Appendix I. Glossary

Analytical schema

A separate namespace for the metadata of analytical tables. Analytical schemas are similar to Postgres Pro schemas.

The metadata of analytical schemas is stored in the pga_schema metadata table.

For more information about working with analytical schemas, refer to Section 3.5.

Analytical table

A set of columns and rows with the OLAP data featuring a full history of data and table type updates.

Rows of analytical tables are stored as Parquet files in a storage. The metadata of analytical tables is stored in the pga_table metadata table.

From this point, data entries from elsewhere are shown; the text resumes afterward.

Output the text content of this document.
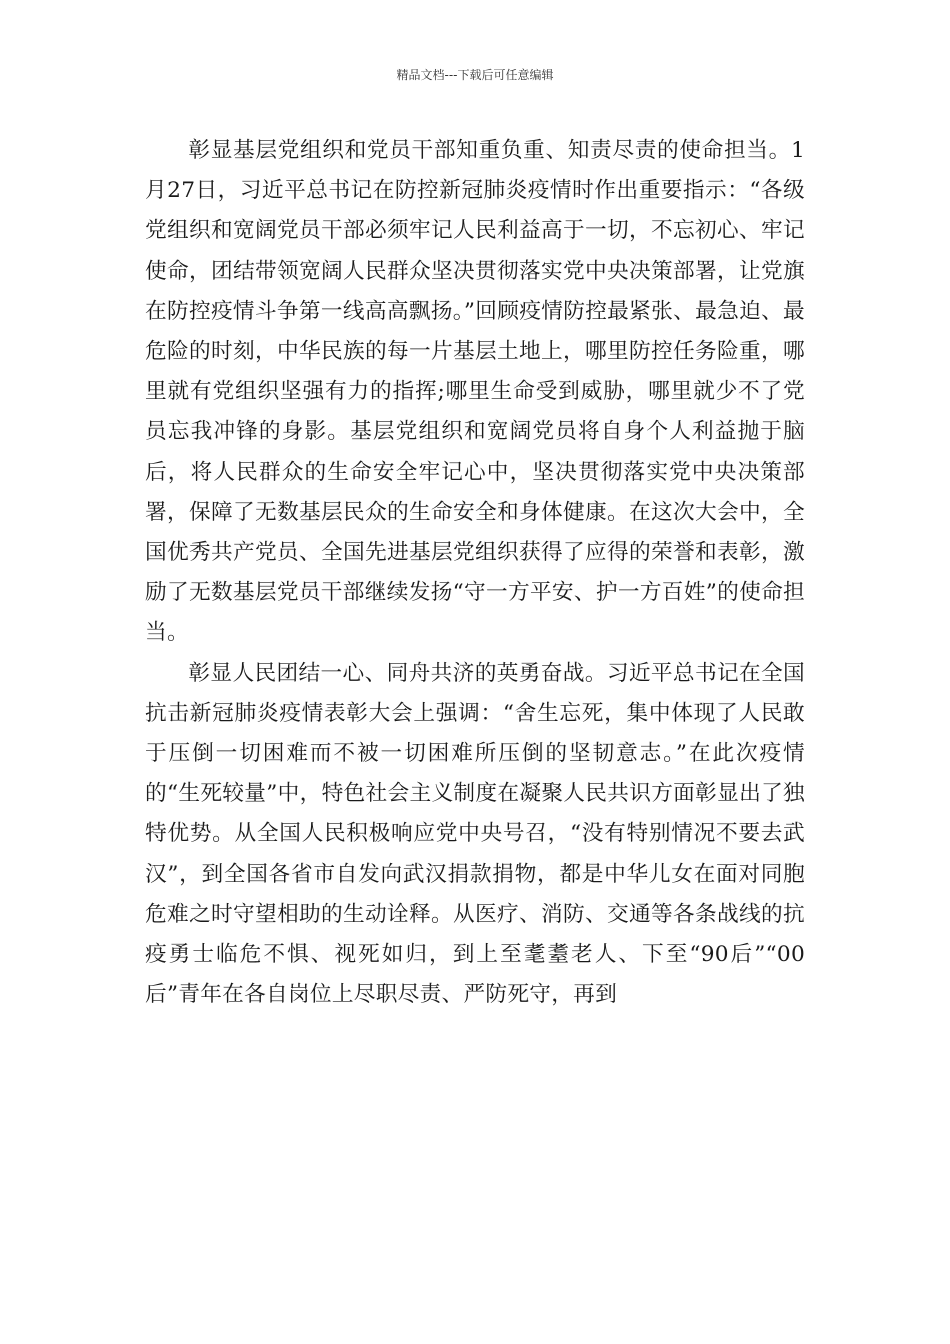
精品文档---下载后可任意编辑

彰显基层党组织和党员干部知重负重、知责尽责的使命担当。1月27日，习近平总书记在防控新冠肺炎疫情时作出重要指示：“各级党组织和宽阔党员干部必须牢记人民利益高于一切，不忘初心、牢记使命，团结带领宽阔人民群众坚决贯彻落实党中央决策部署，让党旗在防控疫情斗争第一线高高飘扬。”回顾疫情防控最紧张、最急迫、最危险的时刻，中华民族的每一片基层土地上，哪里防控任务险重，哪里就有党组织坚强有力的指挥;哪里生命受到威胁，哪里就少不了党员忘我冲锋的身影。基层党组织和宽阔党员将自身个人利益抛于脑后，将人民群众的生命安全牢记心中，坚决贯彻落实党中央决策部署，保障了无数基层民众的生命安全和身体健康。在这次大会中，全国优秀共产党员、全国先进基层党组织获得了应得的荣誉和表彰，激励了无数基层党员干部继续发扬“守一方平安、护一方百姓”的使命担当。

彰显人民团结一心、同舟共济的英勇奋战。习近平总书记在全国抗击新冠肺炎疫情表彰大会上强调：“舍生忘死，集中体现了人民敢于压倒一切困难而不被一切困难所压倒的坚韧意志。”在此次疫情的“生死较量”中，特色社会主义制度在凝聚人民共识方面彰显出了独特优势。从全国人民积极响应党中央号召，“没有特别情况不要去武汉”，到全国各省市自发向武汉捐款捐物，都是中华儿女在面对同胞危难之时守望相助的生动诠释。从医疗、消防、交通等各条战线的抗疫勇士临危不惧、视死如归，到上至耄耋老人、下至“90后”“00后”青年在各自岗位上尽职尽责、严防死守，再到
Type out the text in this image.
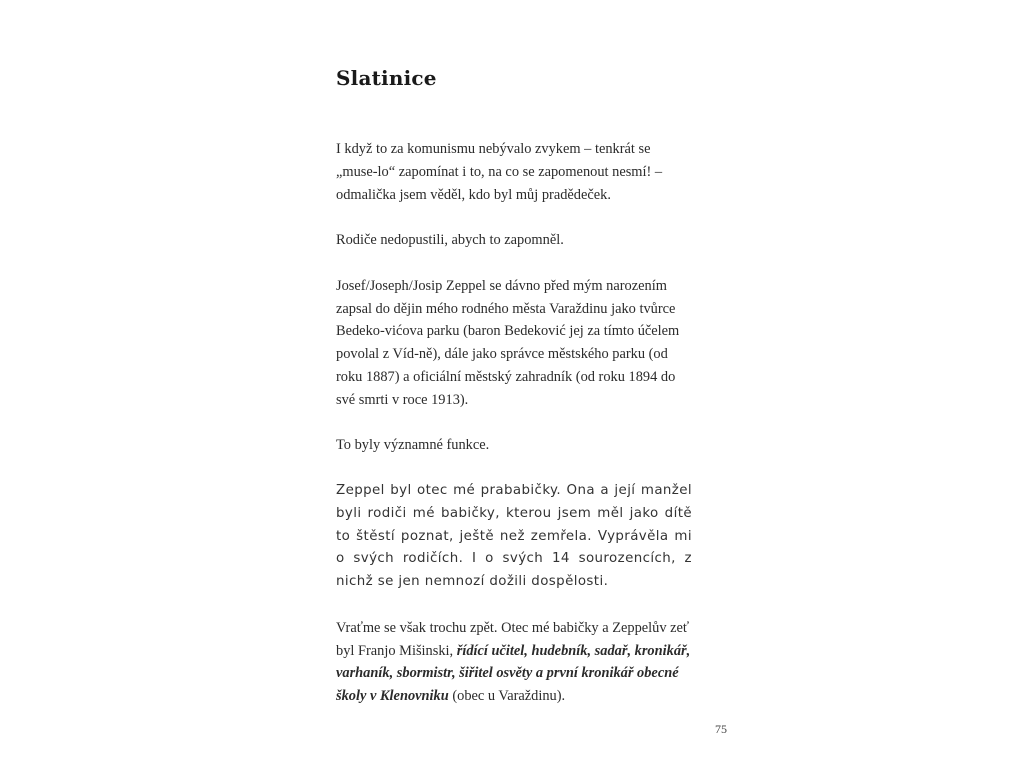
Slatinice

I když to za komunismu nebývalo zvykem – tenkrát se „muse-lo“ zapomínat i to, na co se zapomenout nesmí! – odmalička jsem věděl, kdo byl můj pradědeček.

Rodiče nedopustili, abych to zapomněl.

Josef/Joseph/Josip Zeppel se dávno před mým narozením zapsal do dějin mého rodného města Varaždinu jako tvůrce Bedeko-vićova parku (baron Bedeković jej za tímto účelem povolal z Víd-ně), dále jako správce městského parku (od roku 1887) a oficiální městský zahradník (od roku 1894 do své smrti v roce 1913).

To byly významné funkce.

Zeppel byl otec mé prababičky. Ona a její manžel byli rodiči mé babičky, kterou jsem měl jako dítě to štěstí poznat, ještě než zemřela. Vyprávěla mi o svých rodičích. I o svých 14 sourozencích, z nichž se jen nemnozí dožili dospělosti.

Vraťme se však trochu zpět. Otec mé babičky a Zeppelův zeť byl Franjo Mišinski, řídící učitel, hudebník, sadař, kronikář, varhaník, sbormistr, šiřitel osvěty a první kronikář obecné školy v Klenovniku (obec u Varaždinu).

75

For more information about working with analytical tables, refer to Section 3.3.

Analytical table type

An ordered set of analytical table columns consisting of their names, types, and constraints. The analytical table type is updated when working with columns.

Analytical table view

A Postgres Pro view that provides users with a set of analytical table columns and rows. Views use the metadata of analytical tables from the pgpro_metastore catalog to effectively execute analytical queries with partition pruning and predicate pushdown.

For more information about creating analytical table views, refer to Section 3.3.3.

Extract, Transform, Load (ETL) operation

An operation that extracts, transforms, or loads the OLAP data of analytical tables. Currently, pgpro_metastore supports the following ETL operations:

Heap table

A standard Postgres Pro table.

Parquet

An open-source binary file format designed for storing and processing large amounts of data. The data is organized in columns rather than rows. This columnar structure allows executing analytical queries faster because only the required columns are scanned, reducing the amount of processed data. The Parquet format also supports compression and encoding, such as column compression, dictionary encoding, and run-length encoding (RLE) to decrease the file size.

pgpro_metastore stores the OLAP data as Parquet files.

The information about Parquet files is stored in pga_data_file, pga_files_scheduled_for_deletion, and pga_file_partition_value metadata tables.

For more information about the Parquet format, refer to https://parquet.apache.org.

Partition

A group of Parquet files created according to partitioning criteria, such as specific column values or ranges of column values. Each analytical table has at least one partition. Additional partitions can be performed in one of the following ways:

  • automatically as the size limit for Parquet files in a partition is reached

  • according to partitioning criteria

Partitioning

The process of distributing the OLAP data of analytical tables between Parquet files based on column values. Partitioning is performed in a way that optimizes the execution time of queries to analytical tables and allows using predicate pushdown to exclude from scanning Parquet files that do not meet query conditions. Analytical tables can be repartitioned at any time.

Currently, only hive partitioning provided by DuckDB is supported.

pgpro_metastore catalog

The axe_catalog schema where metadata tables are stored. It can be created on the pgpro_metastore server or on a separate server.

pgpro_metastore objects

Main pgpro_metastore entities to which access privileges can be granted:

Shared directory

A storage directory where Parquet files are located when adding and exporting the OLAP data from analytical tables.

The metadata of shared directories is stored in the pga_folder metadata table.

For more information about shared directories, refer to Section 3.6.

Snapshot

An entity used for supporting the temporality of pgpro_metastore by keeping the history of OLAP data and metadata updates. All user actions result in snapshot creation, and each snapshot is associated with a single update.

A specific instance of snapshot usage is snapshots of an analytical table. They reflect the state of the analytical table, including its OLAP data, name, and type at a particular moment in time. Analytical tables are updated in transactions, and a separate snapshot is created for each update. You can restore analytical tables to any state provided that the OLAP data of the analytical table was not deleted using the expire_snapshot ETL operation.

The metadata of snapshots is stored in the pga_snapshot metadata table.

For snapshot usage examples, refer to Appendix H.

Storage

Physical location of Parquet files and shared directories. Postgres Pro AXE supports local, network, and S3 storages.

S3 (Simple Storage Service) storages are cloud storages for any type of data that can be accessed via API. The data is stored as objects inside buckets (containers) with unique IDs and the metadata, such as type, creation date and time, as well as access privileges. The main advantages of such storages are their scalability, flexibility, and accessibility from anywhere using the internet.

The metadata of storages is stored in the pga_storage metadata table.

For more information about working with storages, refer to Section 3.2.

Universal Resource Identifier (URI)

A connection string for the storage that contains information required to initialize the data storage layer. It consists of the connection prefix (i.e., 'file://', 's3://'), network address, port number, and path. In addition, the S3 bucket name, storage region, and protocol can be specified.